When failing on NVMLError exception, bug in handling #37

Open qwertAsc opened 3 years ago

qwertAsc commented 3 years ago

When failing on this line in smi.py with exception nvmlDeviceGetSupportedMemoryClocks(handle)

following line fails with this error - "TypeError: list indices must be integers or slices, not str" except NVMLError as err: supportedClocks['Error'] = nvidia_smi.__handleError(err)

because supportedClocks defines as list

rjzamora commented 3 years ago

Thanks for raising an issue @qwertAsc - Can you provide a full reproducer here? How are you getting the handle?

For example, here is how I would expect someone to use nvmlDeviceGetSupportedMemoryClocks:

In [1]: import pynvml

In [2]: pynvml.nvmlInit()

In [3]: handle = pynvml.nvmlDeviceGetHandleByIndex(0)

In [4]: pynvml.nvmlDeviceGetSupportedMemoryClocks(handle)
Out[4]: [7001, 6501, 5001, 810, 405]
qwertAsc commented 3 years ago

Thanks @rjzamora I am just calling the following from pynvml.smi import nvidia_smi nvidia_smi.getInstance().DeviceQuery() and receiving this error supportedClocks['Error'] = nvidia_smi.__handleError(err) TypeError: list indices must be integers or slices, not str

when runnning your example I get the following pynvml.nvmlDeviceGetSupportedMemoryClocks(handle) File "/home/.../env/lib/python3.6/site-packages/pynvml/nvml.py", line 1135, in nvmlDeviceGetSupportedMemoryClocks raise NVMLError(ret) pynvml.nvml.NVMLError_NotSupported: Not Supported

rjzamora commented 3 years ago

Thanks for the info! Are you passing a query string to DeviceQuery (e.g. nvidia_smi.getInstance().DeviceQuery('memory.free') ?)

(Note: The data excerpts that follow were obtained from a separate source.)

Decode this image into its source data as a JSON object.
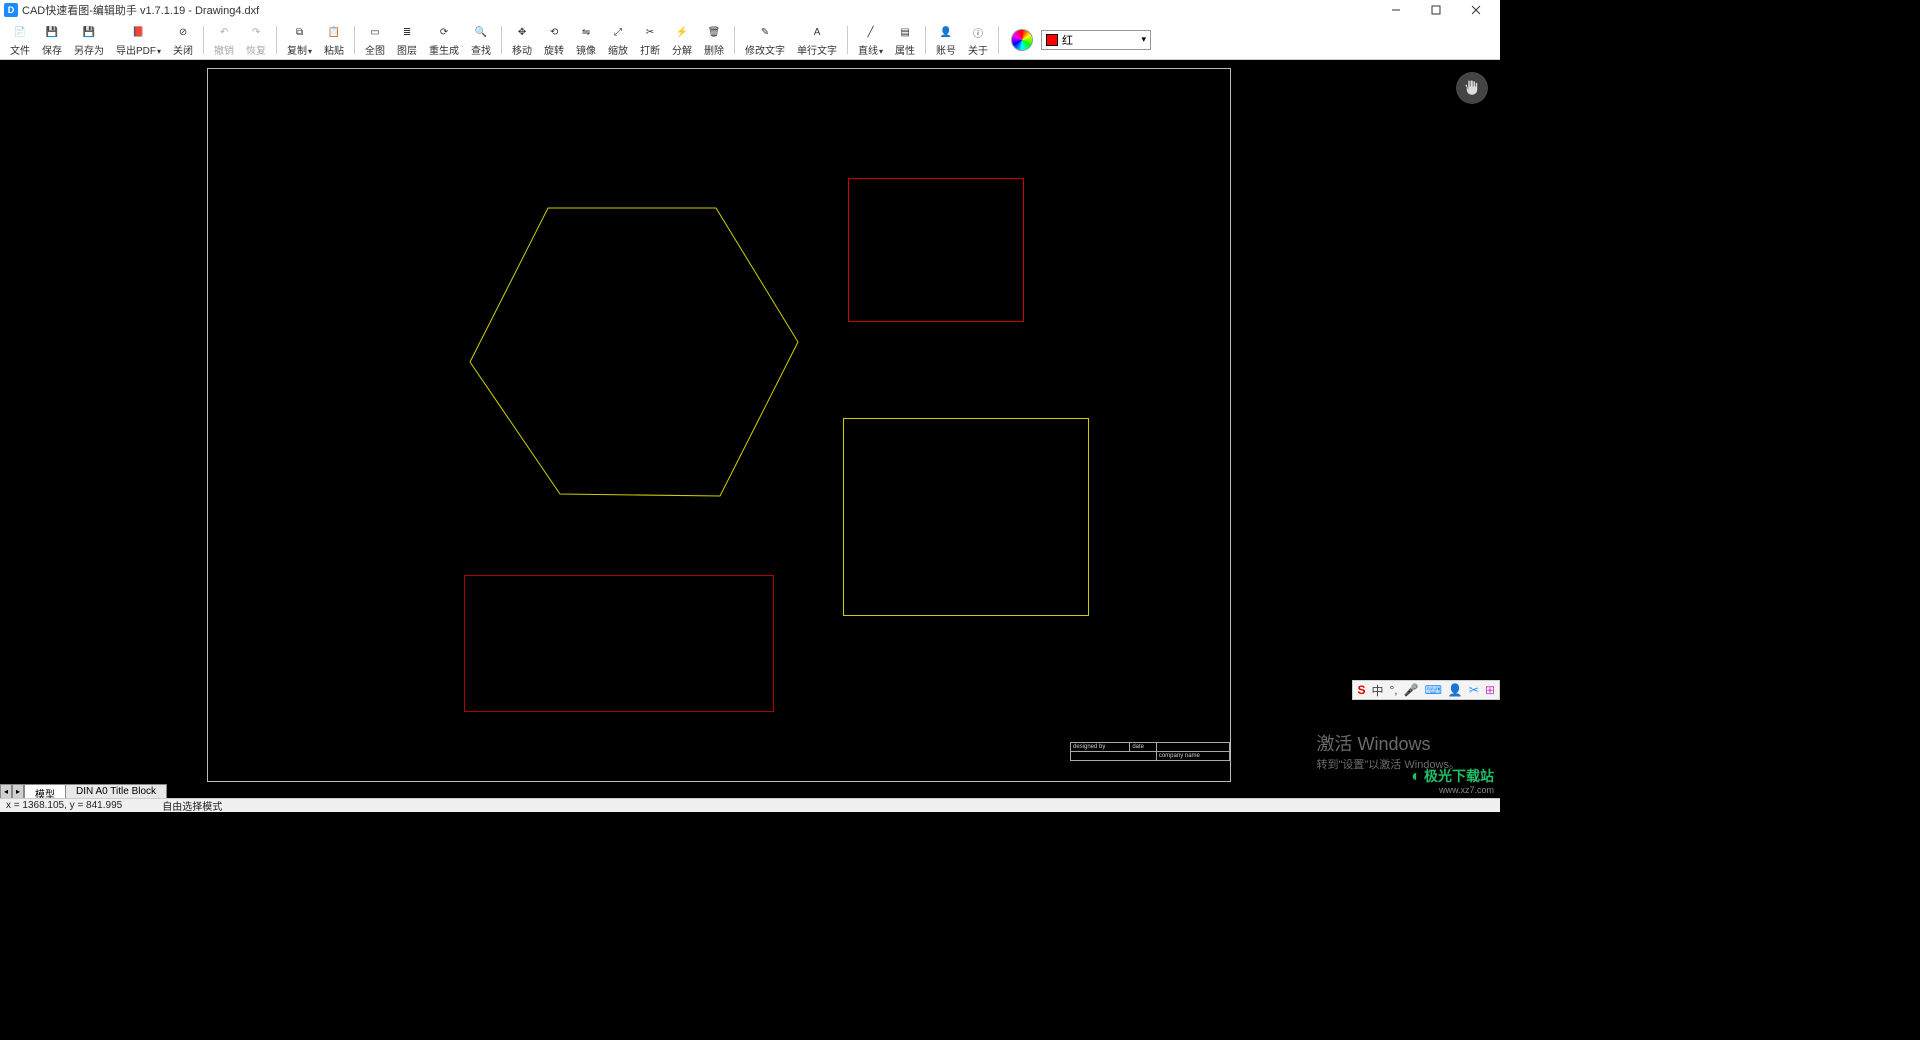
{
  "window": {
    "title": "CAD快速看图-编辑助手 v1.7.1.19 - Drawing4.dxf"
  },
  "toolbar": {
    "file": "文件",
    "save": "保存",
    "save_as": "另存为",
    "export_pdf": "导出PDF",
    "close": "关闭",
    "undo": "撤销",
    "redo": "恢复",
    "copy": "复制",
    "paste": "粘贴",
    "full_view": "全图",
    "layers": "图层",
    "regen": "重生成",
    "find": "查找",
    "move": "移动",
    "rotate": "旋转",
    "mirror": "镜像",
    "scale": "缩放",
    "break": "打断",
    "explode": "分解",
    "delete": "删除",
    "edit_text": "修改文字",
    "single_text": "单行文字",
    "line": "直线",
    "properties": "属性",
    "account": "账号",
    "about": "关于"
  },
  "color": {
    "label": "红"
  },
  "tabs": {
    "model": "模型",
    "layout1": "DIN A0 Title Block"
  },
  "status": {
    "coords": "x = 1368.105, y = 841.995",
    "mode": "自由选择模式"
  },
  "activate": {
    "l1": "激活 Windows",
    "l2": "转到\"设置\"以激活 Windows。"
  },
  "ime": {
    "ch": "中"
  },
  "titleblock": {
    "designed": "designed by",
    "date": "date",
    "company": "company name"
  },
  "watermark": {
    "brand": "极光下载站",
    "url": "www.xz7.com"
  }
}
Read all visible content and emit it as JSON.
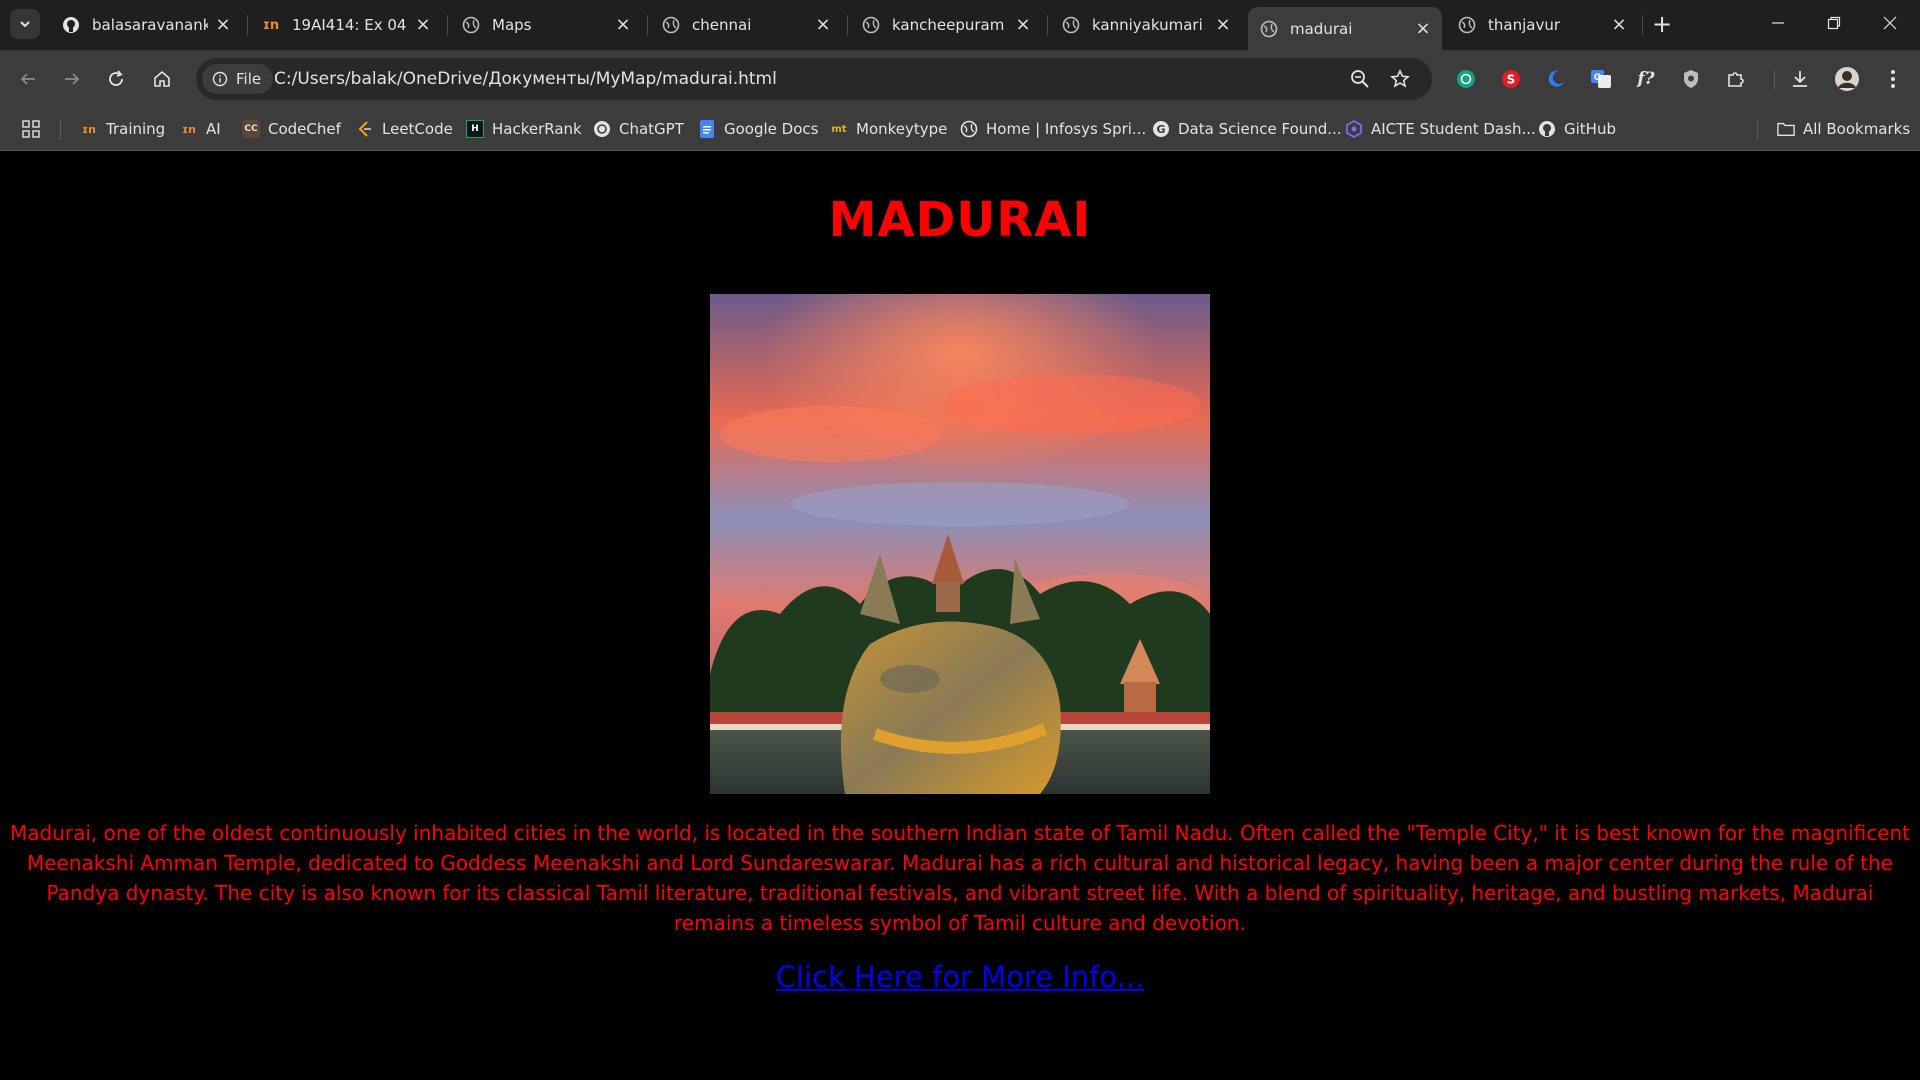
{
  "tabs": [
    {
      "title": "balasaravanank/",
      "icon": "github-icon",
      "active": false
    },
    {
      "title": "19AI414: Ex 04 -",
      "icon": "infosys-icon",
      "active": false
    },
    {
      "title": "Maps",
      "icon": "globe-icon",
      "active": false
    },
    {
      "title": "chennai",
      "icon": "globe-icon",
      "active": false
    },
    {
      "title": "kancheepuram",
      "icon": "globe-icon",
      "active": false
    },
    {
      "title": "kanniyakumari",
      "icon": "globe-icon",
      "active": false
    },
    {
      "title": "madurai",
      "icon": "globe-icon",
      "active": true
    },
    {
      "title": "thanjavur",
      "icon": "globe-icon",
      "active": false
    }
  ],
  "toolbar": {
    "site_chip": "File",
    "url": "C:/Users/balak/OneDrive/Документы/MyMap/madurai.html"
  },
  "bookmarks": [
    {
      "label": "Training",
      "icon": "infosys-icon"
    },
    {
      "label": "AI",
      "icon": "infosys-icon"
    },
    {
      "label": "CodeChef",
      "icon": "codechef-icon"
    },
    {
      "label": "LeetCode",
      "icon": "leetcode-icon"
    },
    {
      "label": "HackerRank",
      "icon": "hackerrank-icon"
    },
    {
      "label": "ChatGPT",
      "icon": "chatgpt-icon"
    },
    {
      "label": "Google Docs",
      "icon": "docs-icon"
    },
    {
      "label": "Monkeytype",
      "icon": "monkeytype-icon"
    },
    {
      "label": "Home | Infosys Spri...",
      "icon": "globe-icon"
    },
    {
      "label": "Data Science Found...",
      "icon": "google-icon"
    },
    {
      "label": "AICTE Student Dash...",
      "icon": "aicte-icon"
    },
    {
      "label": "GitHub",
      "icon": "github-icon"
    }
  ],
  "all_bookmarks": "All Bookmarks",
  "page": {
    "title": "MADURAI",
    "description": "Madurai, one of the oldest continuously inhabited cities in the world, is located in the southern Indian state of Tamil Nadu. Often called the \"Temple City,\" it is best known for the magnificent Meenakshi Amman Temple, dedicated to Goddess Meenakshi and Lord Sundareswarar. Madurai has a rich cultural and historical legacy, having been a major center during the rule of the Pandya dynasty. The city is also known for its classical Tamil literature, traditional festivals, and vibrant street life. With a blend of spirituality, heritage, and bustling markets, Madurai remains a timeless symbol of Tamil culture and devotion.",
    "link_text": "Click Here for More Info..."
  },
  "colors": {
    "title": "#ff0000",
    "description": "#ff0000",
    "link": "#0000ee",
    "background": "#000000"
  }
}
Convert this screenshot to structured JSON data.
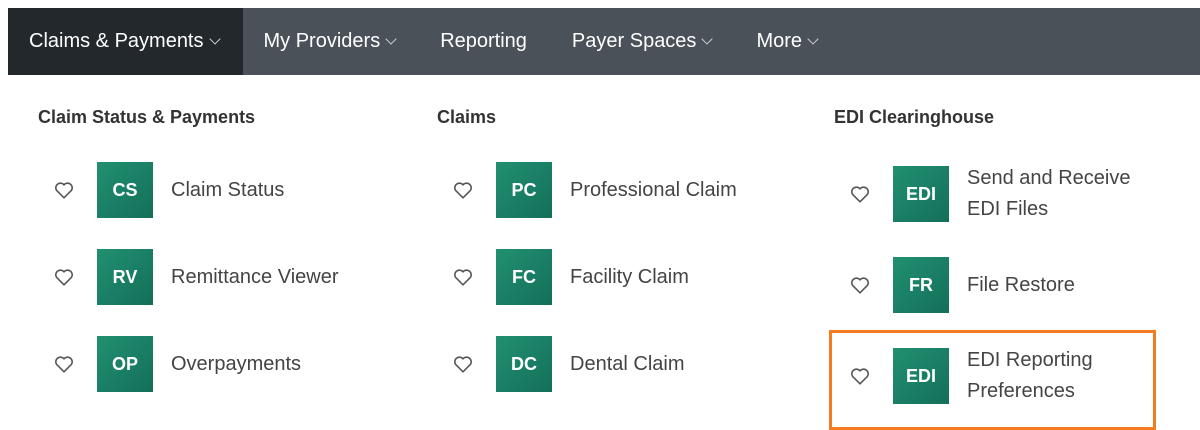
{
  "colors": {
    "navbar": "#4a5159",
    "nav_active": "#23282d",
    "badge": "#1a7f66",
    "highlight": "#f47b20"
  },
  "nav": {
    "items": [
      {
        "label": "Claims & Payments",
        "has_dropdown": true,
        "active": true
      },
      {
        "label": "My Providers",
        "has_dropdown": true
      },
      {
        "label": "Reporting",
        "has_dropdown": false
      },
      {
        "label": "Payer Spaces",
        "has_dropdown": true
      },
      {
        "label": "More",
        "has_dropdown": true
      }
    ]
  },
  "columns": [
    {
      "heading": "Claim Status & Payments",
      "items": [
        {
          "badge": "CS",
          "label": "Claim Status",
          "icon": "heart-outline-icon"
        },
        {
          "badge": "RV",
          "label": "Remittance Viewer",
          "icon": "heart-outline-icon"
        },
        {
          "badge": "OP",
          "label": "Overpayments",
          "icon": "heart-outline-icon"
        }
      ]
    },
    {
      "heading": "Claims",
      "items": [
        {
          "badge": "PC",
          "label": "Professional Claim",
          "icon": "heart-outline-icon"
        },
        {
          "badge": "FC",
          "label": "Facility Claim",
          "icon": "heart-outline-icon"
        },
        {
          "badge": "DC",
          "label": "Dental Claim",
          "icon": "heart-outline-icon"
        }
      ]
    },
    {
      "heading": "EDI Clearinghouse",
      "items": [
        {
          "badge": "EDI",
          "label_line1": "Send and Receive",
          "label_line2": "EDI Files",
          "icon": "heart-outline-icon"
        },
        {
          "badge": "FR",
          "label": "File Restore",
          "icon": "heart-outline-icon"
        },
        {
          "badge": "EDI",
          "label_line1": "EDI Reporting",
          "label_line2": "Preferences",
          "icon": "heart-outline-icon",
          "highlighted": true
        }
      ]
    }
  ]
}
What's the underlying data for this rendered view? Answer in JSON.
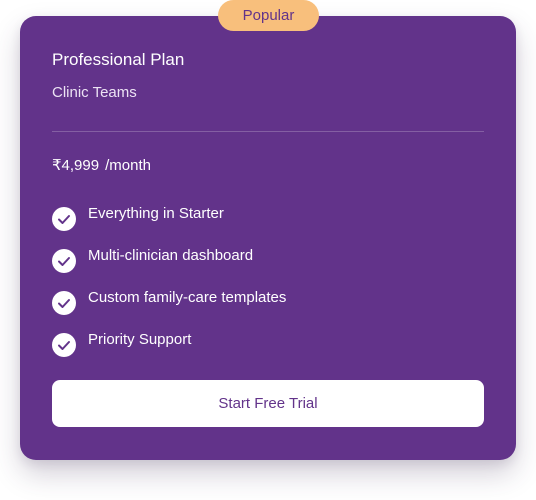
{
  "badge": {
    "label": "Popular"
  },
  "plan": {
    "name": "Professional Plan",
    "audience": "Clinic Teams",
    "price": "₹4,999",
    "period": "/month"
  },
  "features": [
    {
      "label": "Everything in Starter",
      "icon": "check-circle-icon"
    },
    {
      "label": "Multi-clinician dashboard",
      "icon": "check-circle-icon"
    },
    {
      "label": "Custom family-care templates",
      "icon": "check-circle-icon"
    },
    {
      "label": "Priority Support",
      "icon": "check-circle-icon"
    }
  ],
  "cta": {
    "label": "Start Free Trial"
  },
  "colors": {
    "card_background": "#62338a",
    "badge_background": "#f8bf7c",
    "accent_text": "#62338a",
    "button_background": "#ffffff"
  }
}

Also, can you specify the version of CUDA you are using and wheter you happen to be using MIG support?

qwertAsc commented 3 years ago

No, i am not passing any query string I am using CUDA version 11.0 Also I am less bothered that the clock query fails, and more that except doesn't catch the error (Not sure regarding MIG)

danielbraun89 commented 3 years ago

have the same issue while running nvidia_smi.getInstance().DeviceQuery()

supportedClocks['Error'] = nvidia_smi.__handleError(err)
TypeError: list indices must be integers or slices, not str